Franz kafka, in der strafkolonie (entstanden 1914)
13/6 Deutsch, Klausur Nr. 6, 02.12.2003
Text:
Franz Kafka, In der Strafkolonie (entstanden 1914)
Aufgabenstellung:
1. Charakterisiere die Person des Forschungsreisenden! (Wie wird er durch den Erzähler dargestellt? Wie verhält er sich in bestimmten Situationen? Wie ist sein Verhalten zu bewerten?
2. Erläutere und erörtere folgenden Interpretationsansatz:
„Die Erzählung stellt die Konstellation dar, die den modernen Krieg bestimmt: die Kopplung von Technik und Barbarei, vor der die europäische Humanität versagte.
“
(Inwiefern kannst du diesem Interpretationsansatz zustimmen? Ist es gerechtfertigt von einem Versagen zu sprechen?)
-1) In der Erzählung „In der Strafkolonie“, die Franz Kafka im Jahre 1914 schrieb, geht es um einen Forschungsreisenden, der eine Strafkolonie in den Tropen besucht und dort einer Exekution beiwohnen soll.
Diese Exekution wird jedoch nicht vollzogen, vielmehr richtet sich der zuständige Richter und Vollstrecker selbst, nachdem er den Reisenden nicht für seine äußerst brutale Hinrichtungsmaschine gewinnen kann.
Den Reisenden kann man als die Hauptfigur von Kafkas Erzählung festlegen. Was dem Leser sofort auffällt, ist seine sehr passive, seltsam unbeteiligte Haltung gegenüber den Geschehnissen.

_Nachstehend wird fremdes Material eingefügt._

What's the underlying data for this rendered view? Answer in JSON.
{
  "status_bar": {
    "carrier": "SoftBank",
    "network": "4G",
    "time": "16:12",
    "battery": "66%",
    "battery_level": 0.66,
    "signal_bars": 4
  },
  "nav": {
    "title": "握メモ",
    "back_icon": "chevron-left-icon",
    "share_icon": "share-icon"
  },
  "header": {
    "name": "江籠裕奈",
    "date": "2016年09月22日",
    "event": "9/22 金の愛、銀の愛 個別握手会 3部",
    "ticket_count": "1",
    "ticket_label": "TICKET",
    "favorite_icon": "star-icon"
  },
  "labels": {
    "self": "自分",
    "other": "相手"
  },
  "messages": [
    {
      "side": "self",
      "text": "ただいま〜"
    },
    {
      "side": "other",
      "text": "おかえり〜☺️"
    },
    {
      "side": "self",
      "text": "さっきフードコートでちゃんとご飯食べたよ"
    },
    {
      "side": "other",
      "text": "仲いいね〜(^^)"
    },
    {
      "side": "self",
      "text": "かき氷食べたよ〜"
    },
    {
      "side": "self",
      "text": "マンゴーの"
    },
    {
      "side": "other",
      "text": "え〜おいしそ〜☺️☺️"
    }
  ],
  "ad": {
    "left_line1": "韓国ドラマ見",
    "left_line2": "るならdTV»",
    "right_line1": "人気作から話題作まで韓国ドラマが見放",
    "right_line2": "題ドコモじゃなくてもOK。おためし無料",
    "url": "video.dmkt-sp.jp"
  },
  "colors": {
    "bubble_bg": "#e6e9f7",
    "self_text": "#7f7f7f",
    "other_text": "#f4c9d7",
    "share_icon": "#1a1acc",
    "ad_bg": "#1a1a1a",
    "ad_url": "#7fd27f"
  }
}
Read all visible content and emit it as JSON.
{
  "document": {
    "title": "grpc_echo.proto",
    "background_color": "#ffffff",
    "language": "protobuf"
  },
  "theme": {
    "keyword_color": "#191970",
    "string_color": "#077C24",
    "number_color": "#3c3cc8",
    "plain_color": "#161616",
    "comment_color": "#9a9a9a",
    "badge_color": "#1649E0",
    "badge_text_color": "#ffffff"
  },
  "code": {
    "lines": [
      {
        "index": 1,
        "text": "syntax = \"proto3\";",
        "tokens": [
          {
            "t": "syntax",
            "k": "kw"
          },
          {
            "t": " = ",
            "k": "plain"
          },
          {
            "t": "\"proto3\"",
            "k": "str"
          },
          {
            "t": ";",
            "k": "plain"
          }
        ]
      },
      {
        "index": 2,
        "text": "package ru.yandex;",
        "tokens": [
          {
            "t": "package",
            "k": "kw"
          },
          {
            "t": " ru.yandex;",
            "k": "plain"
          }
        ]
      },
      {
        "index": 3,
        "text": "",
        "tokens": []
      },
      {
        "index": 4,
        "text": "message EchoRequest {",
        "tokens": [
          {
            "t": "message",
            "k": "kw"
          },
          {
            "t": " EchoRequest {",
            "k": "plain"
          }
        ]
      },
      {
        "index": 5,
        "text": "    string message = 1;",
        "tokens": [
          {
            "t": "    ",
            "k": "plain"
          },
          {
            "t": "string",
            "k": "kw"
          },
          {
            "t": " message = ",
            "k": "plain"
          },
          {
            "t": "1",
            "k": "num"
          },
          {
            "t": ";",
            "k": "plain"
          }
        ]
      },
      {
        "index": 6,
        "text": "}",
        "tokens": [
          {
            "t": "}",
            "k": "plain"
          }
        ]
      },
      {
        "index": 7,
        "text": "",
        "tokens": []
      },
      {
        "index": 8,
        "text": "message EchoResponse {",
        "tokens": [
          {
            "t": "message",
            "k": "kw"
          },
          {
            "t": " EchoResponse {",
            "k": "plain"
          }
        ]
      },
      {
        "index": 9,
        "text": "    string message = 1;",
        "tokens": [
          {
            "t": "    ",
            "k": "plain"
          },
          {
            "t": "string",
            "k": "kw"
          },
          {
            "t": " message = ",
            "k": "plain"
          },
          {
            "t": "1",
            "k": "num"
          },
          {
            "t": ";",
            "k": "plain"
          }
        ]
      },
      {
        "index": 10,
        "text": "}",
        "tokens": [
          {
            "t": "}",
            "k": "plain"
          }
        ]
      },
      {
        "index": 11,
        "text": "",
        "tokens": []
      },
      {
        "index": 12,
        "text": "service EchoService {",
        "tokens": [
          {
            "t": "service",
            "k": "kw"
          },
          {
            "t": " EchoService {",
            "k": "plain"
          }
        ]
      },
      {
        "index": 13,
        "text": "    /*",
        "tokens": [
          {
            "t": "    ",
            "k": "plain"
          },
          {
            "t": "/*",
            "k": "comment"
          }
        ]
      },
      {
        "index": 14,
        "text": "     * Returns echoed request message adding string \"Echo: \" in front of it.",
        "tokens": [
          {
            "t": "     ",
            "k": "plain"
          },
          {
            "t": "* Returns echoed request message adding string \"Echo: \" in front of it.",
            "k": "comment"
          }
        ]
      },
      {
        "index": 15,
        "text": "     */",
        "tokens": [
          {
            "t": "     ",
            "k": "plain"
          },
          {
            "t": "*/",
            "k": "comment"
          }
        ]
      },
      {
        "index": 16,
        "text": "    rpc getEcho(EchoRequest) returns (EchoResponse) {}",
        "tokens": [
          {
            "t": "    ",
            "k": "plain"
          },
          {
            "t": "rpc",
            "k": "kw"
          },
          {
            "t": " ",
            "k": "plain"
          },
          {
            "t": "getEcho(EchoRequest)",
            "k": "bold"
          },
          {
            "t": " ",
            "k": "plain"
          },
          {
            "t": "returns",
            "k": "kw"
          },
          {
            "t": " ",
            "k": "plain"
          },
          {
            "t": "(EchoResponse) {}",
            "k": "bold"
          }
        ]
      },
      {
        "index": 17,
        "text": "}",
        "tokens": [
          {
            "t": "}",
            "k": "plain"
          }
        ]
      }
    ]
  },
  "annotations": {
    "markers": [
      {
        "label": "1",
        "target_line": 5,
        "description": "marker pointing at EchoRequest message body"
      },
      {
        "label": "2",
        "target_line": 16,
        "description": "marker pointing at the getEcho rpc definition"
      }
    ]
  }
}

Am Anfang heißt es, dass er „nur aus Höflichkeit der Einladung des Kommandanten“ (S. 100) gefolgt sei und außerdem, dass er „wenig Sinn für den Apparat“ (S.
100) habe.
Zu Beginn erklärt der Offizier dem Reisenden, wie die Maschine aufgebaut ist, und auch hier ist das Desinteresse des Gastes nicht zu übersehen („Er hatte nicht ganz aufmerksam zugehört“, S. 101).
Erst langsam lässt er sich auf die Erklärung des Offiziers ein. Nun würde man erwarten, dass aufgrund der brutalen Methode, die der Offizier zunächst nur andeutet, der Reisende entsetzt ist und in irgendeiner Weise Emotionen zeigt. Sein einziger Kommentar ist jedoch: „Das ist Watte?“ (S.
102).
Auch wenn es heißt „Der Reisende war schon ein wenig für den Apparat gewonnen“ (S.102), kann der Leser das Interesse des Reisenden gegenüber dem Apparat kaum verstehen.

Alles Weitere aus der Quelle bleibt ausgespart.